Yesteryears - Feb. 1, 2022

01.28.2022 Danielle Harrison Yesteryears

2017 – Faulconer-Chapman School eighth-grade students were learning the Confederated Tribes of Grand Ronde’s new history curriculum in their classroom. Grand Ronde Tribal member and Curriculum/Academic Advisor Mercedes Reeves was working with Faulconer-Chapman teacher Tim Hart on introducing the Tribal curriculum into local schools. The lessons culminated in several of the students completing projects of Tribal village dioramas that were on display at the Tribal Governance Center Atrium.

2012 – Tribal Council member Chris Mercier received the Gwen VanDenBosch Regional Leadership Award at the annual meeting of the Mid-Willamette Valley Council of Governments held at the Dayton Community Center. Mercier was serving his third three-year term on the Grand Ronde Tribal Council and was nominated for the award by Tribal Elder Marilyn Portwood and fellow Tribal Council member Kathleen Tom, among others. The nomination noted that Mercier “is a tireless advocate for his Tribe and the people of the mid-Willamette Valley.”

2007 – The Tribe welcomed Tribes from across the west to the fifth annual Chinook Gathering at the Chinook Plankhouse in Ridgefield, Wash. “Let’s just say I am completely envious of their longhouse,” Tribal Council Chair Chris Mercier said. “I really hope that Grand Ronde can eventually get something like that.” He and Vice Chair Angie Blackwell presented Chinook Chair Ray Gardner with a Pendleton blanket during the gathering.

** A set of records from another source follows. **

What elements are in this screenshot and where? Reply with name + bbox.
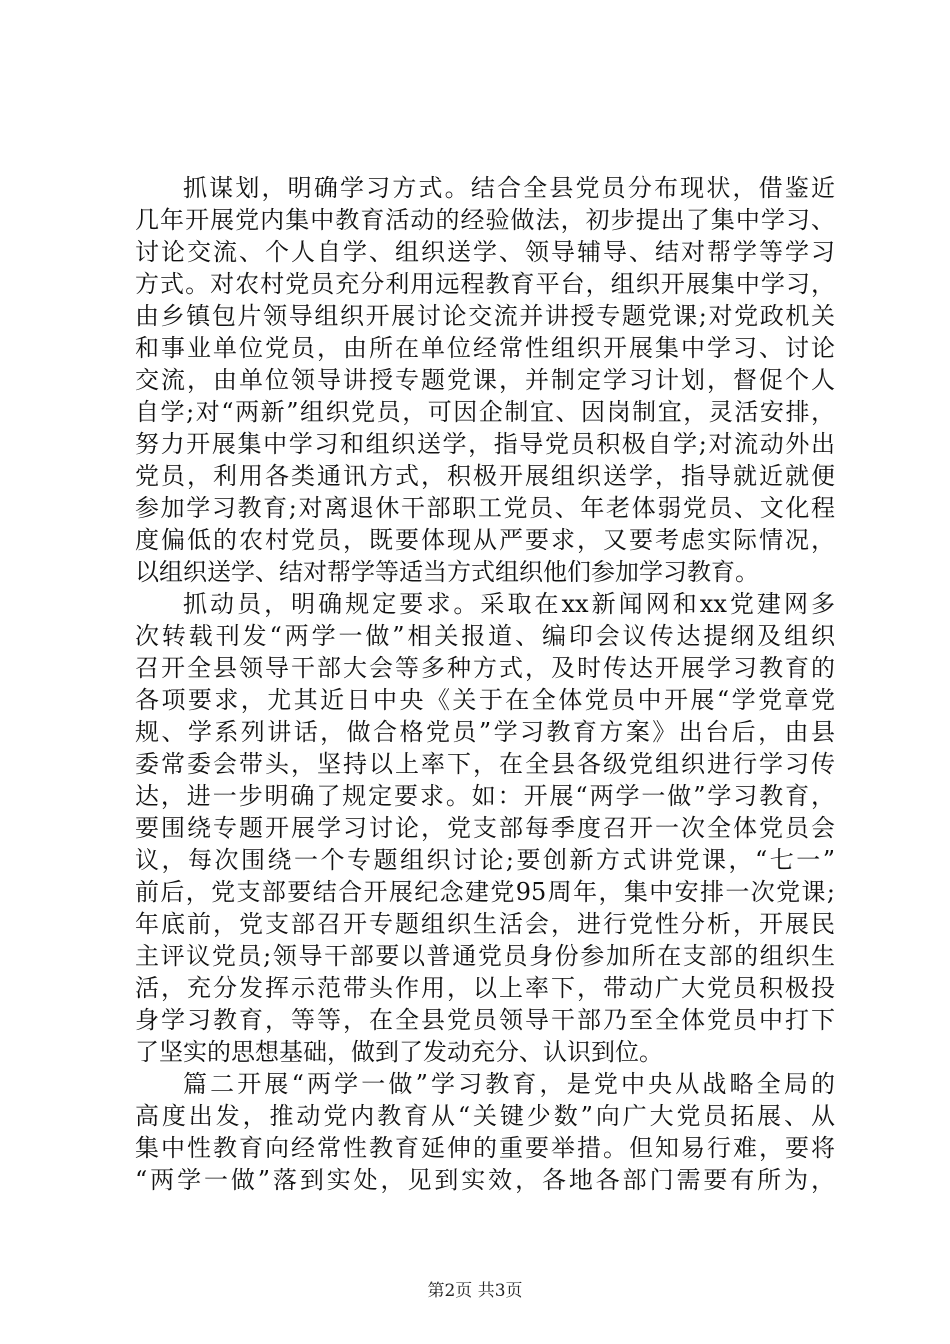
- text-line: 高度出发，推动党内教育从“关键少数”向广大党员拓展、从: [135, 1102, 835, 1130]
- text-line: 参加学习教育;对离退休干部职工党员、年老体弱党员、文化程: [135, 494, 835, 522]
- text-line: 主评议党员;领导干部要以普通党员身份参加所在支部的组织生: [135, 942, 835, 970]
- text-line: 前后，党支部要结合开展纪念建党95周年，集中安排一次党课;: [135, 878, 835, 906]
- text-line: 努力开展集中学习和组织送学，指导党员积极自学;对流动外出: [135, 430, 835, 458]
- text-line: 集中性教育向经常性教育延伸的重要举措。但知易行难，要将: [135, 1134, 835, 1162]
- text-line: 交流，由单位领导讲授专题党课，并制定学习计划，督促个人: [135, 366, 835, 394]
- text-line: 篇二开展“两学一做”学习教育，是党中央从战略全局的: [183, 1070, 835, 1098]
- text-line: 自学;对“两新”组织党员，可因企制宜、因岗制宜，灵活安排，: [135, 398, 835, 426]
- text-line: 召开全县领导干部大会等多种方式，及时传达开展学习教育的: [135, 654, 835, 682]
- text-line: 年底前，党支部召开专题组织生活会，进行党性分析，开展民: [135, 910, 835, 938]
- text-line: 要围绕专题开展学习讨论，党支部每季度召开一次全体党员会: [135, 814, 835, 842]
- text-line: 党员，利用各类通讯方式，积极开展组织送学，指导就近就便: [135, 462, 835, 490]
- text-line: 了坚实的思想基础，做到了发动充分、认识到位。: [135, 1038, 663, 1066]
- text-line: 抓谋划，明确学习方式。结合全县党员分布现状，借鉴近: [183, 174, 835, 202]
- text-line: 方式。对农村党员充分利用远程教育平台，组织开展集中学习，: [135, 270, 835, 298]
- text-line: 各项要求，尤其近日中央《关于在全体党员中开展“学党章党: [135, 686, 835, 714]
- text-line: 由乡镇包片领导组织开展讨论交流并讲授专题党课;对党政机关: [135, 302, 835, 330]
- text-line: 次转载刊发“两学一做”相关报道、编印会议传达提纲及组织: [135, 622, 835, 650]
- text-line: 以组织送学、结对帮学等适当方式组织他们参加学习教育。: [135, 558, 759, 586]
- text-line: 抓动员，明确规定要求。采取在xx新闻网和xx党建网多: [183, 590, 835, 618]
- text-line: 身学习教育，等等，在全县党员领导干部乃至全体党员中打下: [135, 1006, 835, 1034]
- text-line: 议，每次围绕一个专题组织讨论;要创新方式讲党课，“七一”: [135, 846, 835, 874]
- text-line: 和事业单位党员，由所在单位经常性组织开展集中学习、讨论: [135, 334, 835, 362]
- text-line: 讨论交流、个人自学、组织送学、领导辅导、结对帮学等学习: [135, 238, 835, 266]
- text-line: 委常委会带头，坚持以上率下，在全县各级党组织进行学习传: [135, 750, 835, 778]
- page-footer: 第2页 共3页: [427, 1281, 523, 1301]
- text-line: 几年开展党内集中教育活动的经验做法，初步提出了集中学习、: [135, 206, 835, 234]
- text-line: 达，进一步明确了规定要求。如：开展“两学一做”学习教育，: [135, 782, 835, 810]
- text-line: “两学一做”落到实处，见到实效，各地各部门需要有所为，: [135, 1166, 835, 1194]
- text-line: 活，充分发挥示范带头作用，以上率下，带动广大党员积极投: [135, 974, 835, 1002]
- body-text: [135, 172, 835, 1196]
- text-line: 规、学系列讲话，做合格党员”学习教育方案》出台后，由县: [135, 718, 835, 746]
- text-line: 度偏低的农村党员，既要体现从严要求，又要考虑实际情况，: [135, 526, 835, 554]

2002 – The Tribe’s new education facility continued to take shape as construction crews worked throughout the winter to get the buildings up. The youth center was almost completed, with the preschool and Head Start program underway. The administration offices, Higher Education program offices and Tribal gymnasium were also in the process of being built, and the facility was expected to open later that year.

1997 – Members of the Service Integration Team were looking for volunteers to help repair and refurbish a building in Grand Ronde to be used as its new food bank location. The building was donated by the Tribe, and needed interior and exterior repairs before it could open to the public. Team member Nancy Holmes said although there was a food bank already in Grand Ronde, there was also a great need for expansion. “We need to get the word out that one exists here because there are many people who feel they need to drive to a bigger town to receive needed food products,” she said.

1992 – Tribal member Tracy Cooney gained a new perspective on how Native Americans were viewed after a trip to Australia to visit friends. There, she found Australians very curious about Native Americans and their different cultures and traditions. Cooney was majoring in education at Portland State University and wanted to teach the Aboriginal children of Australia when she completed her degree. “It was a real privilege to learn of the Australian culture and to represent the Confederated Tribes of Grand Ronde,” she said.


Yesteryears is a look back at Tribal history in five-year increments through the pages of Smoke Signals.